Landlords and the importance of a good Inventory
Inventories are an important tool for both Tenant and Landlord in order to ensure from the commencement of the let there is clarity between both parties on the condition of the property and the fixtures and fittings. The importance of this document when compiled correctly should not be understated in helping to minimise tenancy deposit disputes at check out time.
The document should describe in detail the current condition of the property (by room) and also the fixtures and fittings. The language and wording use in the document should be made as clear as and straight forward as possible in order for ambuity to be later avoided. We would recommend the following details be captured where applicable:
- Weather conditions on the day
- Item Quantity
- Item Colour
- Item Features
- General Condition
- Tested (particularly in reference to electrical items or White Goods)
It is also wise to evidence each item or room with digital photographs where possible which should be printed off to form part of the Inventory document.
As well as capturing both Landlord and Tenant signatures at the end of the Inventory we would also recommend getting the Tenant to initial each individual page of the document for extra security.
Having once established the condition from the outset of the let we would promote that Landlords continue this good work with completing 6 monthly interim checks. This catches any problems before they arise and the final check-out inventory is completed.
At checkout the inventory then really comes into its own.

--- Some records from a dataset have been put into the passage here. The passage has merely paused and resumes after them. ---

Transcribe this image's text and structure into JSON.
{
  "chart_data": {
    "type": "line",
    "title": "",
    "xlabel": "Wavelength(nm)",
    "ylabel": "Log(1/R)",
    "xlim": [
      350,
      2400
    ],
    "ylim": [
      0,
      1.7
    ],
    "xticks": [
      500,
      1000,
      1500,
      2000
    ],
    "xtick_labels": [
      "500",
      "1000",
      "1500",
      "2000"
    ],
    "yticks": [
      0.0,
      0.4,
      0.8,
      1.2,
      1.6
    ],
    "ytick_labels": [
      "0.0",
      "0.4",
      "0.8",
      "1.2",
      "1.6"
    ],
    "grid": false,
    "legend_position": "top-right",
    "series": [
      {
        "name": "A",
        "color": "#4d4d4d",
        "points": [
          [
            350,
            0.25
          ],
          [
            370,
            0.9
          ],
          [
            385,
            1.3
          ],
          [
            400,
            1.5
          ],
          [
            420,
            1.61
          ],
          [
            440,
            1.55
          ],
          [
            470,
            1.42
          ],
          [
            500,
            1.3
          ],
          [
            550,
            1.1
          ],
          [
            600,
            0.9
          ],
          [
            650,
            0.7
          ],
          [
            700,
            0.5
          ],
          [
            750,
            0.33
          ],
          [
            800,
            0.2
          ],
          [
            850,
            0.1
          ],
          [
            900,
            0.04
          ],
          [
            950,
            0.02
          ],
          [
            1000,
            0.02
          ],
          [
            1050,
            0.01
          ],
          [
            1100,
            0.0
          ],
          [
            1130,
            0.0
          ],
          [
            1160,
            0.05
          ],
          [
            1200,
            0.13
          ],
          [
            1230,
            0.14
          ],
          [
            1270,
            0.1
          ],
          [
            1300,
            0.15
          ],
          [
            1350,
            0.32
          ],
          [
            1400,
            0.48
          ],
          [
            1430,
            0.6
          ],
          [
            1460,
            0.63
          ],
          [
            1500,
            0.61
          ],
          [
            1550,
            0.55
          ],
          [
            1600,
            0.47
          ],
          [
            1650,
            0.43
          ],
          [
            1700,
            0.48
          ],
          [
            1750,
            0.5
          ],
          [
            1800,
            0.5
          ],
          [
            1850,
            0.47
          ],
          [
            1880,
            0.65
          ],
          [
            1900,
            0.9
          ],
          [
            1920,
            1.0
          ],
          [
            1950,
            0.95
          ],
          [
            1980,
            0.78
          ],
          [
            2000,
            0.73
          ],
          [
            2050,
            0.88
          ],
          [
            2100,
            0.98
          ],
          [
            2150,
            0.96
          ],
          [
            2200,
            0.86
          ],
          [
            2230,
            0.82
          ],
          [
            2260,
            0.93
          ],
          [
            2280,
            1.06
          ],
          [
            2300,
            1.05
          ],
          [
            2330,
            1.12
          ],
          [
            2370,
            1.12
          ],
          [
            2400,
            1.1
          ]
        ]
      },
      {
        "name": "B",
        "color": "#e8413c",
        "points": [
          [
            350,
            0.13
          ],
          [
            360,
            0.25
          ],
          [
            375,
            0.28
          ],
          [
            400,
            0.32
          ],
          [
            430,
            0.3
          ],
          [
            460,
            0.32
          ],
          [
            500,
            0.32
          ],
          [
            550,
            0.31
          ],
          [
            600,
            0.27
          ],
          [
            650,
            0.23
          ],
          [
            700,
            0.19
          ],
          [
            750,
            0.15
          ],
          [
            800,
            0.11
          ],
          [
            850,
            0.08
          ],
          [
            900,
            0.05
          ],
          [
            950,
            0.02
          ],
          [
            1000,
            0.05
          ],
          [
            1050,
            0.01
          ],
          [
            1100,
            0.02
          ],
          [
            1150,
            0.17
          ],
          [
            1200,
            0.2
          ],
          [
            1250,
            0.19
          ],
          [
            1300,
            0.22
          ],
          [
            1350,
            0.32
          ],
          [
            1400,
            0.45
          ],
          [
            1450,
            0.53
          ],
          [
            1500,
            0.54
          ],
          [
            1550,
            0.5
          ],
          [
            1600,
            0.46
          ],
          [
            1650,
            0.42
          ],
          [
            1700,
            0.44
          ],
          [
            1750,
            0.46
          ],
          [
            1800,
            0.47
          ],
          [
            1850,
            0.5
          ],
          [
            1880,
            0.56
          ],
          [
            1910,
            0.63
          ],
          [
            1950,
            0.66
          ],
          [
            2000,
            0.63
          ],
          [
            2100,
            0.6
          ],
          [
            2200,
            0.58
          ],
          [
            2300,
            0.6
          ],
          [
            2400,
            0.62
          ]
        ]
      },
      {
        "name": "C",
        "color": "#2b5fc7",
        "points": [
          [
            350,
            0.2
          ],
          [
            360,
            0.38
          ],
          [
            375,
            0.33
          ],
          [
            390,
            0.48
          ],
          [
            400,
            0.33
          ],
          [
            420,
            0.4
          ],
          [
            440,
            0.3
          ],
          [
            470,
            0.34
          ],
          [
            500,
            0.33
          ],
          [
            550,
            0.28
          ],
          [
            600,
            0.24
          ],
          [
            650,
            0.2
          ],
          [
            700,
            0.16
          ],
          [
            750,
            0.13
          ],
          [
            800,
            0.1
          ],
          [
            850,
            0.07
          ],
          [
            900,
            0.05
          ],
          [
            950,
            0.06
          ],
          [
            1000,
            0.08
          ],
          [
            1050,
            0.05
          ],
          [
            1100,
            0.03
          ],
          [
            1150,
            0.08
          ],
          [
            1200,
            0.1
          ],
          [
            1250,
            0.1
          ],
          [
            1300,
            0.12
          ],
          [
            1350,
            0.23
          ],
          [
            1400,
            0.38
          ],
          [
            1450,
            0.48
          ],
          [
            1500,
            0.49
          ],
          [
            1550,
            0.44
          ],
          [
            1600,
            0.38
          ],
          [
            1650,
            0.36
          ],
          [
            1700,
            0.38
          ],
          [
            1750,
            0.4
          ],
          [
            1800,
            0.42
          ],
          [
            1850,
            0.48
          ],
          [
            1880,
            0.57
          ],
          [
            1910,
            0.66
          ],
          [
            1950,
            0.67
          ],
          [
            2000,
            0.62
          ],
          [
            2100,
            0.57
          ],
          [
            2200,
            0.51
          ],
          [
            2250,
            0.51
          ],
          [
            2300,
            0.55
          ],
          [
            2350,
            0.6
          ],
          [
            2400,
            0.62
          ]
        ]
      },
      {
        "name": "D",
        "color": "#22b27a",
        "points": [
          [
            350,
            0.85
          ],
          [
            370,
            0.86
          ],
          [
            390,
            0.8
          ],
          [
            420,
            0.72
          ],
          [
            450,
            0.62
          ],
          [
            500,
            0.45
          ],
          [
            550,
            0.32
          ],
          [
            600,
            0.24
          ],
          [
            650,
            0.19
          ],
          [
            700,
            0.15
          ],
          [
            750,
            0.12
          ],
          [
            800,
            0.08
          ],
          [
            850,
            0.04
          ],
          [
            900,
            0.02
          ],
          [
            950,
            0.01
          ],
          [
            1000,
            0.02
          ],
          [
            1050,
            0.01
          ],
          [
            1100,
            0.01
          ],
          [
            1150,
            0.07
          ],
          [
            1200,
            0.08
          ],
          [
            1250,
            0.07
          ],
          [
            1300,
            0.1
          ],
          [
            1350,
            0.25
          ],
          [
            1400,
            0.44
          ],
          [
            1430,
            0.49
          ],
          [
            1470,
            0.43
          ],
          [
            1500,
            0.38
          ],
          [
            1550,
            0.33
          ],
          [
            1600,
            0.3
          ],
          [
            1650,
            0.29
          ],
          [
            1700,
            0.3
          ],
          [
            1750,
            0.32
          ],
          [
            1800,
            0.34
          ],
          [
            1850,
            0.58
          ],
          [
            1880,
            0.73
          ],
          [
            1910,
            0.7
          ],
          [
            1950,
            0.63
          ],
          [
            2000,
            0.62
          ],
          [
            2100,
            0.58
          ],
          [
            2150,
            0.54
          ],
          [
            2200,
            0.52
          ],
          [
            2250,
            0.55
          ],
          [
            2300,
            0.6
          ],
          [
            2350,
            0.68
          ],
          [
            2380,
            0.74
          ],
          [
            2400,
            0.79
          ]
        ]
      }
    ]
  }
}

With tenants who have been in situ several years it is impossible without a clear document to refer back to in order to recall the state and condition of contents and without one disagreements can easily arise through faulty recollection.
Surveys typically show that circa 40% of all deposits are challenged for some level of deduction (dirty Ovens are usually cited as the number one issues as well) and an inventory should help in most cases prevent the stress and hassle of ending up in a Alternative Dispute Resolution.